A new company is tackling the stock photography industry’s overwhelming whiteness, one photo at a time.
TONL, created by photographer and Street Ettiquette founder Joshua Kissi and entrepreneur Karen Okonkwo, launched on August 23 with a goal to provide stock photos that feature a more diverse array of subjects and scenarios.
Kissi, a 28-year-old creative director of the company, told HuffPost that the inspiration behind the idea came from the personal experiences he and Okonkwo (who he met through his girlfriend) experienced in the media industry.
“Karen approached me with the idea of shooting stock photography, and like most photographers, I was reluctant to participate in shooting stock photos,” Kissi recalls.
“If there is one thing we all know about stock photography it is how vapid and colorless it reads aesthetically.”
Indeed, the world of stock photography, often parodied and memeified, is not only overwhelmingly white but also overwhelmingly stale ― many stock photos are bland and very obviously staged. Okonkwo proposed teaming up with Kissi in 2016 to change that.
“We both worked in media and saw there was a lack of availability and images that felt representative of Black people,” Kissi told HuffPost.
“Black people were mushed all together as one identity without displaying the cultural nuances in each specific culture. Karen and I are both of West African descent, her Nigerian, and myself Ghanaian and we knew there are similarities based on proximity but there are also cultural differences. [Because of that] we understand there is the large majority of the world who aren’t being represented through their stories and culture.”
The idea for TONL was truly jumpstarted, Kissi says, after the deaths of Philando Castille and Alton Sterling in July of 2016, which further inspired he and Okonkwo to shift the images of black people in media.

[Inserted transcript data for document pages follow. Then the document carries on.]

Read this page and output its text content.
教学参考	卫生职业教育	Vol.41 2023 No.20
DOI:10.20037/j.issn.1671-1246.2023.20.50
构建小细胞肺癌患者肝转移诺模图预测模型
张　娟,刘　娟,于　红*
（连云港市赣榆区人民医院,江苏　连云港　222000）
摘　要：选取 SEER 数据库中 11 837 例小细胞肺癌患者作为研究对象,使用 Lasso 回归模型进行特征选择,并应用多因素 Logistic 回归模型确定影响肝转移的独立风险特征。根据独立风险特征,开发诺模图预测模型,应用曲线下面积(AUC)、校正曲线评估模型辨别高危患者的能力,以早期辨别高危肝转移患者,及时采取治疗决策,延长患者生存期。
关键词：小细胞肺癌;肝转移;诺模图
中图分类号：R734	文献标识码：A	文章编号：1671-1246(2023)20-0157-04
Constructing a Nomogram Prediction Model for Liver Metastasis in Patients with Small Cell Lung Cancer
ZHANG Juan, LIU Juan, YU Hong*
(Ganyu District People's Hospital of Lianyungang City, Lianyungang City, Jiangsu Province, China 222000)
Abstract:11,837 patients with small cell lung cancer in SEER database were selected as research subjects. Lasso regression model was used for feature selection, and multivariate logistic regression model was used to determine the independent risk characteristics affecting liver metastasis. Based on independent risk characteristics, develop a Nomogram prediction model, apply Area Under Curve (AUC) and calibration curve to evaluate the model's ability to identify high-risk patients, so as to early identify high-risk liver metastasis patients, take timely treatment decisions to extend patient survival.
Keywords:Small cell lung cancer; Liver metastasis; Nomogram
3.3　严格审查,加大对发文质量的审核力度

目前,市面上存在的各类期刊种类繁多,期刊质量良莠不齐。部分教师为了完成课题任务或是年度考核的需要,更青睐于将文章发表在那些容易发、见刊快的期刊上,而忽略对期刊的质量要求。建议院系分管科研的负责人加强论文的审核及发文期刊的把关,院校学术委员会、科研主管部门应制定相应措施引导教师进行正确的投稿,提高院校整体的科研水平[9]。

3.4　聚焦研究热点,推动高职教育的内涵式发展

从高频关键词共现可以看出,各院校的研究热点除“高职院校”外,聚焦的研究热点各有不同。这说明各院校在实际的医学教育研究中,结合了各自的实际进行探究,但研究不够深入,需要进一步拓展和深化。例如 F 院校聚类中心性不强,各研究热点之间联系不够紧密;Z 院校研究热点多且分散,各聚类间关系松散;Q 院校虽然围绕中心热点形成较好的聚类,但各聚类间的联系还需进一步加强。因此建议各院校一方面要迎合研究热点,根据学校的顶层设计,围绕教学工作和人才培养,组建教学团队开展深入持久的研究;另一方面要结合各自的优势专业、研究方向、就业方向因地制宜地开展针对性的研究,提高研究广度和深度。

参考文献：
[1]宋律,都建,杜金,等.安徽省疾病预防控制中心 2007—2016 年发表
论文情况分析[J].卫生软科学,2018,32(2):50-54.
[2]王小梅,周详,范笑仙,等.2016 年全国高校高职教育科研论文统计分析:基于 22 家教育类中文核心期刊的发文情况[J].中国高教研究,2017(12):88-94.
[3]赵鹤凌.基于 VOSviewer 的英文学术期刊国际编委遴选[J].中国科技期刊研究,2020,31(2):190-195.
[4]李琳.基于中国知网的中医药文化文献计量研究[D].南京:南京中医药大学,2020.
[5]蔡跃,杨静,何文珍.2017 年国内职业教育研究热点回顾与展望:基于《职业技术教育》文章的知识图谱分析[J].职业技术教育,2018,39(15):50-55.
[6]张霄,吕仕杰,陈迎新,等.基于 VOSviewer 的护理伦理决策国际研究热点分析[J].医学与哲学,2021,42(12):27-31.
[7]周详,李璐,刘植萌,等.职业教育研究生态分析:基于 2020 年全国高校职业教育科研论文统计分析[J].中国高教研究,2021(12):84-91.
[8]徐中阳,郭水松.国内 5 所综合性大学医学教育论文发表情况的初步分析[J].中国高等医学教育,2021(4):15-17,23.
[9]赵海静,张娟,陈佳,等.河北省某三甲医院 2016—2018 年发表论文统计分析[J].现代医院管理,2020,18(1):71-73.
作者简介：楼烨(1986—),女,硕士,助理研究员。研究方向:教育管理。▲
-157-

“Out of the aftermath of those deaths, we knew the core idea of TONL needed to be that seeing people like you see yourself is vital to growth. Stock photography isn’t the key commodity; we’re selling the idea of representation and humanity which transcends the stock photography market.”
Through the service, users such as business owners and entrepreneurs can use a flexible subscription model to find diverse imagery for their company websites and content. Stock photos on TONL primarily feature people of color, though people of all races, ethnicities, religions, and sexual orientations are represented in the TONL catalog.

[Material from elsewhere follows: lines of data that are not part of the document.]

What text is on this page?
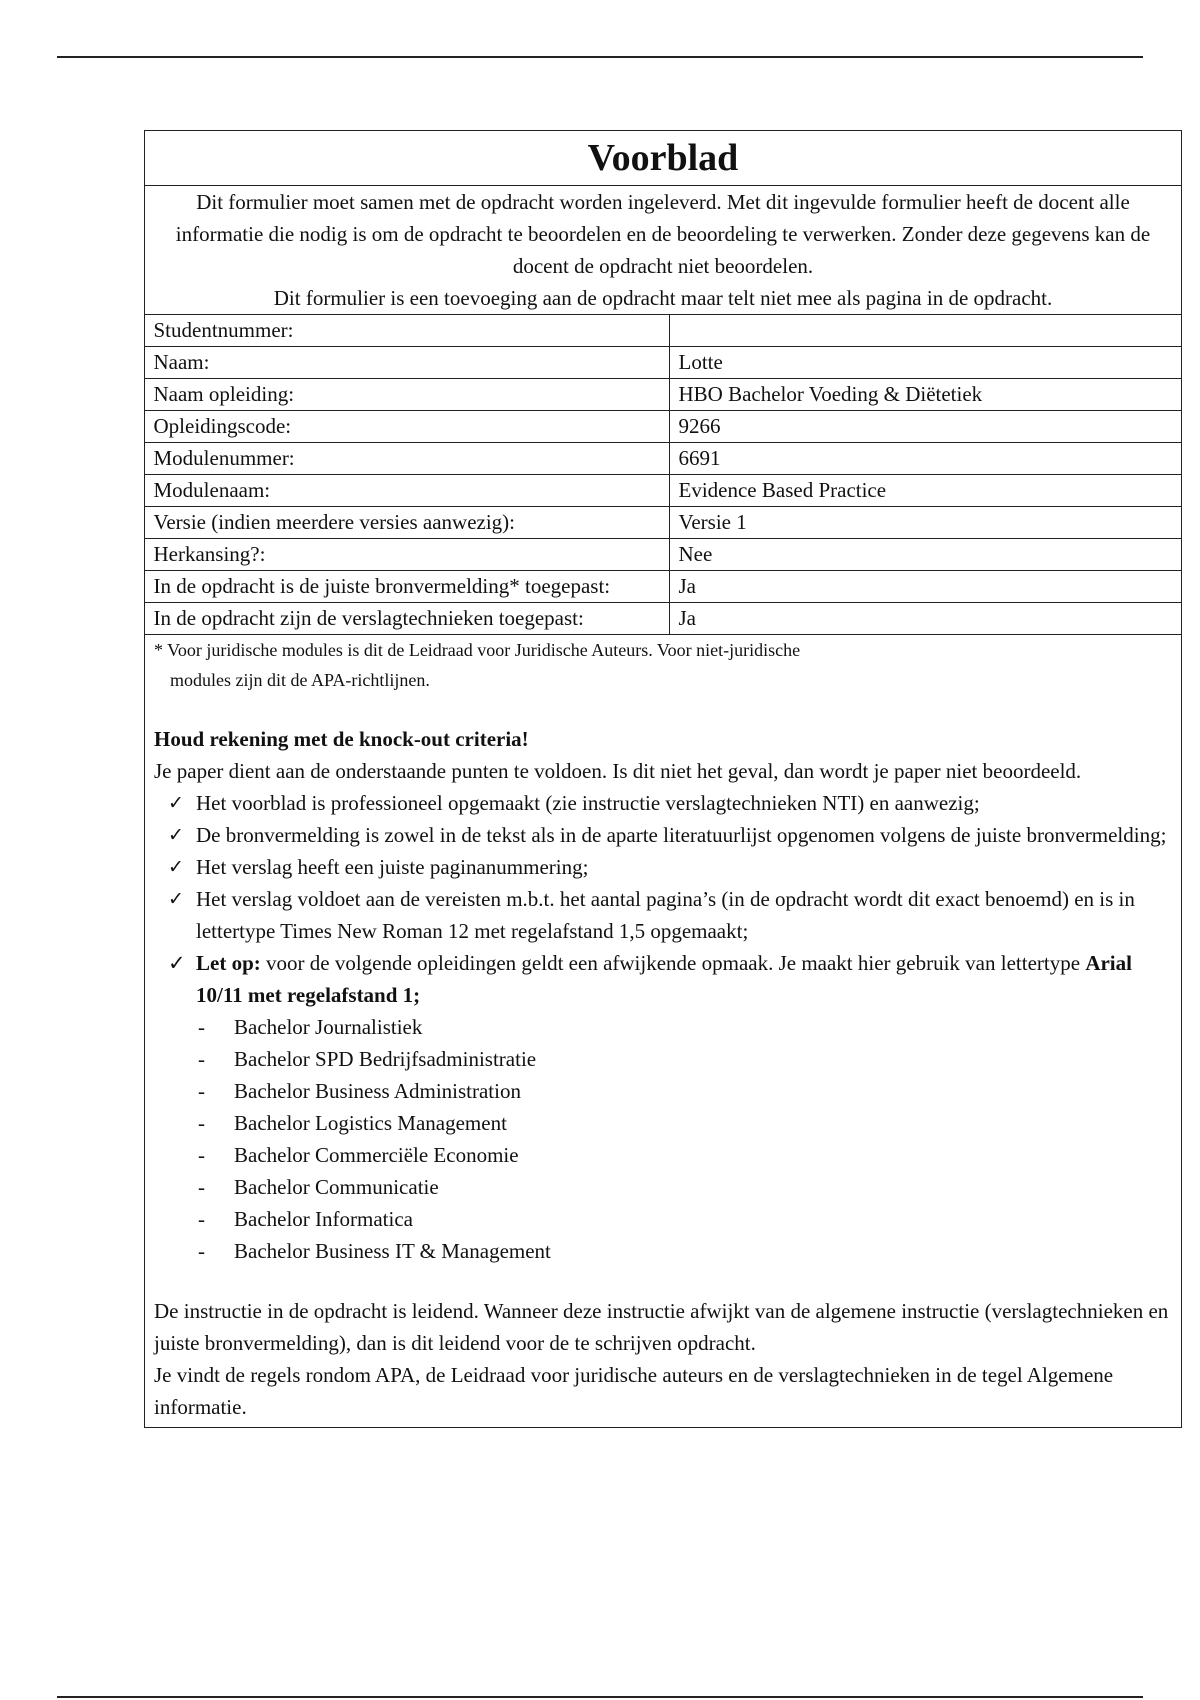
Voorblad
Dit formulier moet samen met de opdracht worden ingeleverd. Met dit ingevulde formulier heeft de docent alle informatie die nodig is om de opdracht te beoordelen en de beoordeling te verwerken. Zonder deze gegevens kan de docent de opdracht niet beoordelen.
Dit formulier is een toevoeging aan de opdracht maar telt niet mee als pagina in de opdracht.
Studentnummer:	
Naam:	Lotte
Naam opleiding:	HBO Bachelor Voeding & Diëtetiek
Opleidingscode:	9266
Modulenummer:	6691
Modulenaam:	Evidence Based Practice
Versie (indien meerdere versies aanwezig):	Versie 1
Herkansing?:	Nee
In de opdracht is de juiste bronvermelding* toegepast:	Ja
In de opdracht zijn de verslagtechnieken toegepast:	Ja
* Voor juridische modules is dit de Leidraad voor Juridische Auteurs. Voor niet-juridische
modules zijn dit de APA-richtlijnen.
Houd rekening met de knock-out criteria!
Je paper dient aan de onderstaande punten te voldoen. Is dit niet het geval, dan wordt je paper niet beoordeeld.
✓ Het voorblad is professioneel opgemaakt (zie instructie verslagtechnieken NTI) en aanwezig;
✓ De bronvermelding is zowel in de tekst als in de aparte literatuurlijst opgenomen volgens de juiste bronvermelding;
✓ Het verslag heeft een juiste paginanummering;
✓ Het verslag voldoet aan de vereisten m.b.t. het aantal pagina’s (in de opdracht wordt dit exact benoemd) en is in lettertype Times New Roman 12 met regelafstand 1,5 opgemaakt;
✓ Let op: voor de volgende opleidingen geldt een afwijkende opmaak. Je maakt hier gebruik van lettertype Arial 10/11 met regelafstand 1;
- Bachelor Journalistiek
- Bachelor SPD Bedrijfsadministratie
- Bachelor Business Administration
- Bachelor Logistics Management
- Bachelor Commerciële Economie
- Bachelor Communicatie
- Bachelor Informatica
- Bachelor Business IT & Management
De instructie in de opdracht is leidend. Wanneer deze instructie afwijkt van de algemene instructie (verslagtechnieken en juiste bronvermelding), dan is dit leidend voor de te schrijven opdracht.
Je vindt de regels rondom APA, de Leidraad voor juridische auteurs en de verslagtechnieken in de tegel Algemene informatie.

TONL has a deep social agenda, but in an age when Americans are proudly declaring themselves Nazis and white supremacists, what can diverse stock photography actually do? Kissi believes it can do a lot.
“Why stock photography? We have to understand images aren’t going anywhere anytime soon. Yes, every selfie taken in a restaurant bathroom stall matters in the grand scheme of things,” the photographer says.
“I’ve realized how social media in the past eight years has changed the way we visually take in and resonate with imagery. From our mobile devices alone we’re taking in thousands of images a day, and we’re only interacting with the ones that speak to us. With TONL we want to bring the soul and story back to photography. It’s something I remind myself is it’s always Story OVER Stock. At this point people are looking for purpose, legitimacy and direction in many aspects of their lives, the last thing we need especially in a climate like today are more falsified truths.”